К счастью, меня заблаговременно предупредила обо всём одна из служанок управляющего, с которой я поддерживал довольно близкие отношения, считая, что, может быть, впоследствии мне это пригодится. Девушка рассказала, что к управляющему прискакал какой-то незнакомец. Лошадь его была вся в мыле, и вид у него был взволнованный — по-видимому, он очень спешил. Он настойчиво потребовал, чтобы его немедленно провели к мистеру Мартину. Когда управляющий вышел к нему, неизвестный выразил желание поговорить с ним с глазу на глаз. Мистер Мартин провёл приезжего в другую комнату, где они и заперлись.

Девушка эта постоянно осведомляла меня обо всём; простодушная на вид, она в действительности была очень сообразительной и ловкой. Она решила подслушать этот таинственный разговор, движимая одновременно и любопытством и мыслью о том, что, может быть, услышит что-нибудь, что окажется полезным для меня. Ей удалось спрятаться в каморке, отделённой только тоненькой перегородкой от комнаты, где управляющий беседовал со своим посетителем. Таким образом она узнала всё то, о чём я уже рассказал. Ей, кроме того, стало также известно, что завтра суд снова соберётся в Лузахачи, и она поспешила предупредить меня об этом.

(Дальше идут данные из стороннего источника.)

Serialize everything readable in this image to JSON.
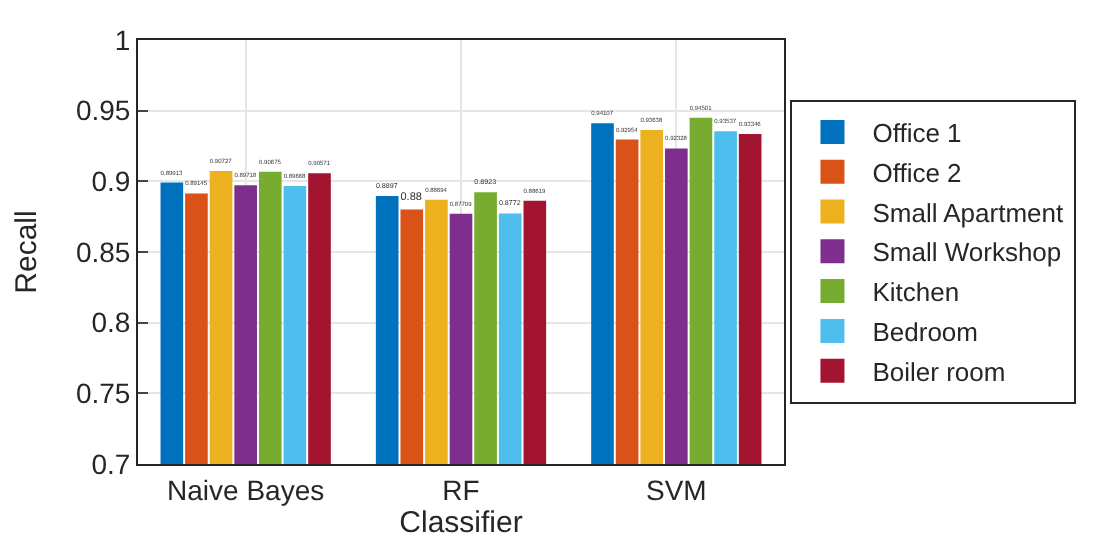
{
  "chart_data": {
    "type": "bar",
    "xlabel": "Classifier",
    "ylabel": "Recall",
    "categories": [
      "Naive Bayes",
      "RF",
      "SVM"
    ],
    "series": [
      {
        "name": "Office 1",
        "color": "#0072bd",
        "values": [
          0.89913,
          0.8897,
          0.94107
        ]
      },
      {
        "name": "Office 2",
        "color": "#d95319",
        "values": [
          0.89145,
          0.88,
          0.92954
        ]
      },
      {
        "name": "Small Apartment",
        "color": "#edb120",
        "values": [
          0.90727,
          0.88694,
          0.93638
        ]
      },
      {
        "name": "Small Workshop",
        "color": "#7e2f8e",
        "values": [
          0.89718,
          0.87709,
          0.92328
        ]
      },
      {
        "name": "Kitchen",
        "color": "#77ac30",
        "values": [
          0.90675,
          0.8923,
          0.94501
        ]
      },
      {
        "name": "Bedroom",
        "color": "#4dbeee",
        "values": [
          0.89668,
          0.8772,
          0.93537
        ]
      },
      {
        "name": "Boiler room",
        "color": "#a2142f",
        "values": [
          0.90571,
          0.88619,
          0.93346
        ]
      }
    ],
    "ylim": [
      0.7,
      1
    ],
    "yticks": [
      0.7,
      0.75,
      0.8,
      0.85,
      0.9,
      0.95,
      1
    ],
    "grid": true,
    "legend": "right",
    "data_labels": true
  }
}
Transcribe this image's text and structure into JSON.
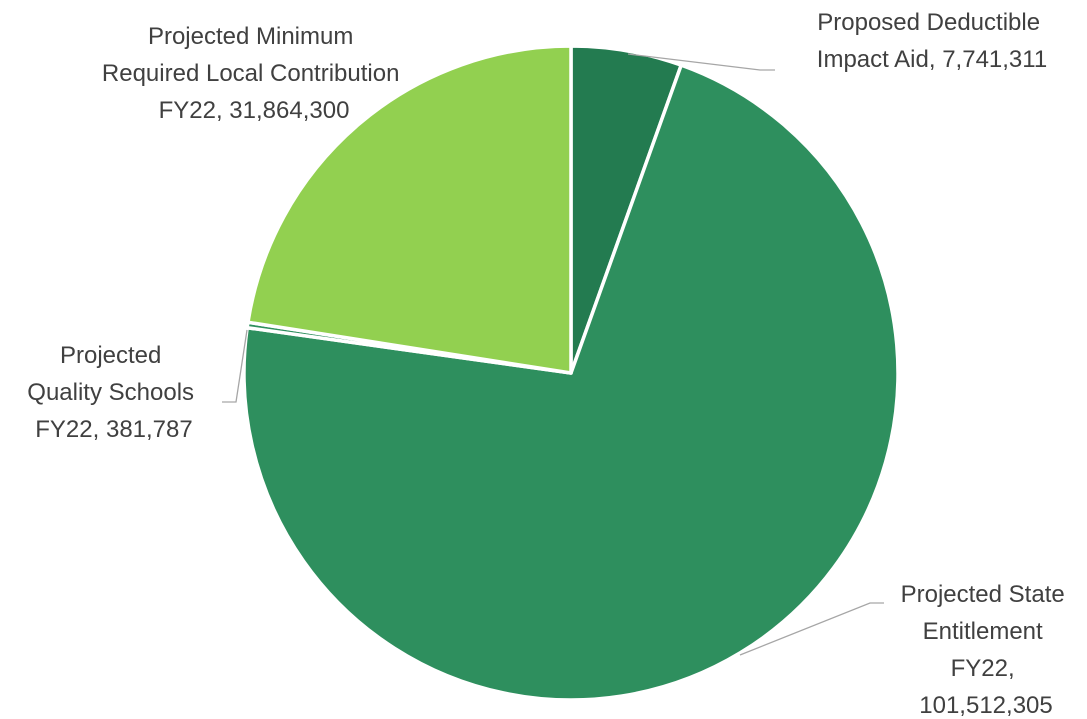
{
  "chart_data": {
    "type": "pie",
    "title": "",
    "series": [
      {
        "name": "",
        "slices": [
          {
            "category_lines": [
              "Proposed Deductible",
              "Impact Aid"
            ],
            "value": 7741311,
            "value_label": "7,741,311",
            "color": "#237B50"
          },
          {
            "category_lines": [
              "Projected State",
              "Entitlement",
              "FY22,"
            ],
            "value": 101512305,
            "value_label": "101,512,305",
            "color": "#2E8F5E"
          },
          {
            "category_lines": [
              "Projected",
              "Quality Schools",
              "FY22"
            ],
            "value": 381787,
            "value_label": "381,787",
            "color": "#2E8F5E"
          },
          {
            "category_lines": [
              "Projected Minimum",
              "Required Local Contribution",
              "FY22"
            ],
            "value": 31864300,
            "value_label": "31,864,300",
            "color": "#92D050"
          }
        ]
      }
    ],
    "start_angle": "12 o'clock",
    "direction": "clockwise",
    "legend": "none",
    "data_labels": "outside with leader lines"
  }
}
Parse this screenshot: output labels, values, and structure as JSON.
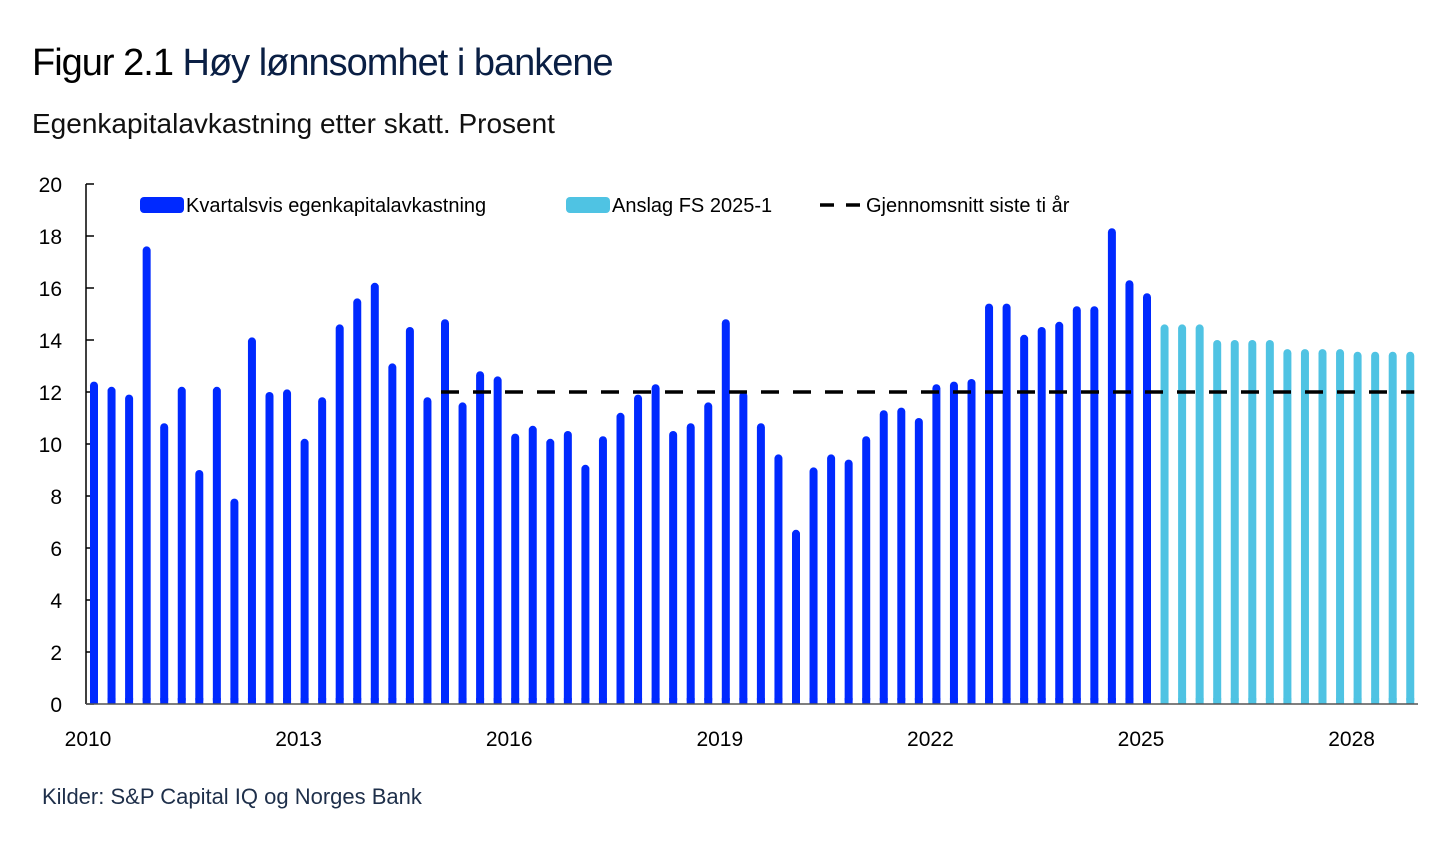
{
  "header": {
    "figure_number": "Figur 2.1",
    "title": "Høy lønnsomhet i bankene",
    "subtitle": "Egenkapitalavkastning etter skatt. Prosent"
  },
  "footer": {
    "source": "Kilder: S&P Capital IQ og Norges Bank"
  },
  "colors": {
    "historical": "#0029ff",
    "forecast": "#4fc3e3",
    "average": "#000000"
  },
  "chart_data": {
    "type": "bar",
    "title": "Høy lønnsomhet i bankene",
    "ylabel": "Prosent",
    "xlabel": "",
    "ylim": [
      0,
      20
    ],
    "yticks": [
      0,
      2,
      4,
      6,
      8,
      10,
      12,
      14,
      16,
      18,
      20
    ],
    "xtick_labels": [
      {
        "label": "2010",
        "index": 0
      },
      {
        "label": "2013",
        "index": 12
      },
      {
        "label": "2016",
        "index": 24
      },
      {
        "label": "2019",
        "index": 36
      },
      {
        "label": "2022",
        "index": 48
      },
      {
        "label": "2025",
        "index": 60
      },
      {
        "label": "2028",
        "index": 72
      }
    ],
    "legend_position": "top",
    "legend": [
      {
        "label": "Kvartalsvis egenkapitalavkastning",
        "kind": "bar",
        "series": "historical"
      },
      {
        "label": "Anslag FS 2025-1",
        "kind": "bar",
        "series": "forecast"
      },
      {
        "label": "Gjennomsnitt siste ti år",
        "kind": "dashed-line",
        "series": "average"
      }
    ],
    "categories": [
      "2010Q1",
      "2010Q2",
      "2010Q3",
      "2010Q4",
      "2011Q1",
      "2011Q2",
      "2011Q3",
      "2011Q4",
      "2012Q1",
      "2012Q2",
      "2012Q3",
      "2012Q4",
      "2013Q1",
      "2013Q2",
      "2013Q3",
      "2013Q4",
      "2014Q1",
      "2014Q2",
      "2014Q3",
      "2014Q4",
      "2015Q1",
      "2015Q2",
      "2015Q3",
      "2015Q4",
      "2016Q1",
      "2016Q2",
      "2016Q3",
      "2016Q4",
      "2017Q1",
      "2017Q2",
      "2017Q3",
      "2017Q4",
      "2018Q1",
      "2018Q2",
      "2018Q3",
      "2018Q4",
      "2019Q1",
      "2019Q2",
      "2019Q3",
      "2019Q4",
      "2020Q1",
      "2020Q2",
      "2020Q3",
      "2020Q4",
      "2021Q1",
      "2021Q2",
      "2021Q3",
      "2021Q4",
      "2022Q1",
      "2022Q2",
      "2022Q3",
      "2022Q4",
      "2023Q1",
      "2023Q2",
      "2023Q3",
      "2023Q4",
      "2024Q1",
      "2024Q2",
      "2024Q3",
      "2024Q4",
      "2025Q1",
      "2025Q2",
      "2025Q3",
      "2025Q4",
      "2026Q1",
      "2026Q2",
      "2026Q3",
      "2026Q4",
      "2027Q1",
      "2027Q2",
      "2027Q3",
      "2027Q4",
      "2028Q1",
      "2028Q2",
      "2028Q3",
      "2028Q4"
    ],
    "series": [
      {
        "name": "Kvartalsvis egenkapitalavkastning",
        "key": "historical",
        "start_index": 0,
        "values": [
          12.4,
          12.2,
          11.9,
          17.6,
          10.8,
          12.2,
          9.0,
          12.2,
          7.9,
          14.1,
          12.0,
          12.1,
          10.2,
          11.8,
          14.6,
          15.6,
          16.2,
          13.1,
          14.5,
          11.8,
          14.8,
          11.6,
          12.8,
          12.6,
          10.4,
          10.7,
          10.2,
          10.5,
          9.2,
          10.3,
          11.2,
          11.9,
          12.3,
          10.5,
          10.8,
          11.6,
          14.8,
          12.0,
          10.8,
          9.6,
          6.7,
          9.1,
          9.6,
          9.4,
          10.3,
          11.3,
          11.4,
          11.0,
          12.3,
          12.4,
          12.5,
          15.4,
          15.4,
          14.2,
          14.5,
          14.7,
          15.3,
          15.3,
          18.3,
          16.3,
          15.8
        ]
      },
      {
        "name": "Anslag FS 2025-1",
        "key": "forecast",
        "start_index": 61,
        "values": [
          14.6,
          14.6,
          14.6,
          14.0,
          14.0,
          14.0,
          14.0,
          13.65,
          13.65,
          13.65,
          13.65,
          13.55,
          13.55,
          13.55,
          13.55
        ]
      },
      {
        "name": "Gjennomsnitt siste ti år",
        "key": "average",
        "type": "line",
        "start_index": 20,
        "end_index": 75,
        "value": 12.0
      }
    ]
  }
}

В свою очередь, я обо всём сообщил Томасу. Мы сразу же сошлись на том, что единственное, что нам остаётся, — это бежать, и немедленно известили товарищей о нашем намерении и о том, чем оно вызвано. Они не колеблясь согласились отправиться вместе с нами, и мы решили двинуться в путь этой же ночью.

Как только наступил вечер, мы покинули плантацию и все вместе направились в сторону леса. Зная, что за нами будет предпринята погоня, мы решили разделиться на несколько небольших групп. Мы с Томасом захотели остаться вдвоём. Остальные двинулись по двое, по трое в разных направлениях. Пока было темно, мы старались идти вперёд как можно быстрее. Когда начало светать, мы укрылись в болотистых местах в чаще леса; наломав веток молодых деревцев, мы устроили из них подстилку посуше и улеглись на ней спать. Мы были утомлены долгой и быстрой ходьбой и спали очень крепко. Когда мы проснулись, было уже за полдень. Хотелось есть, но у нас не было с собой ничего съестного.

Мы сидели, раздумывая о том, что предпринять, как вдруг в отдалении раздался собачий лай. Томас несколько мгновений напряжённо прислушивался, а потом вдруг сказал, что знает, чей это лай, — что это лает знаменитая ищейка мистера Мартина. Управляющий долго её обучал и всегда гордился её подвигами при охоте на беглых. Мы находились на густо заросшем болоте. Здесь было трудно устоять на ногах и почти невозможно двигаться. Перейти болото было невозможно, и мы решили, что нам надо прежде всего выбраться из него куда-нибудь, где почва твёрже, а растительность не столь густа, и потом уже продолжать наш путь. Мы так и сделали, но лай всё приближался. Собака нагоняла нас. Томас вытащил из кармана хороший, остро отточенный нож. Мы как раз находились на откосе, над самым болотом. Оглянувшись, мы сквозь просветы между деревьями увидели собаку. Она бежала к нам, опустив голову и почти касаясь носом земли. Время от времени она разражалась свирепым лаем. Позади неё показался всадник. Мы сразу узнали его: это был сам мистер Мартин.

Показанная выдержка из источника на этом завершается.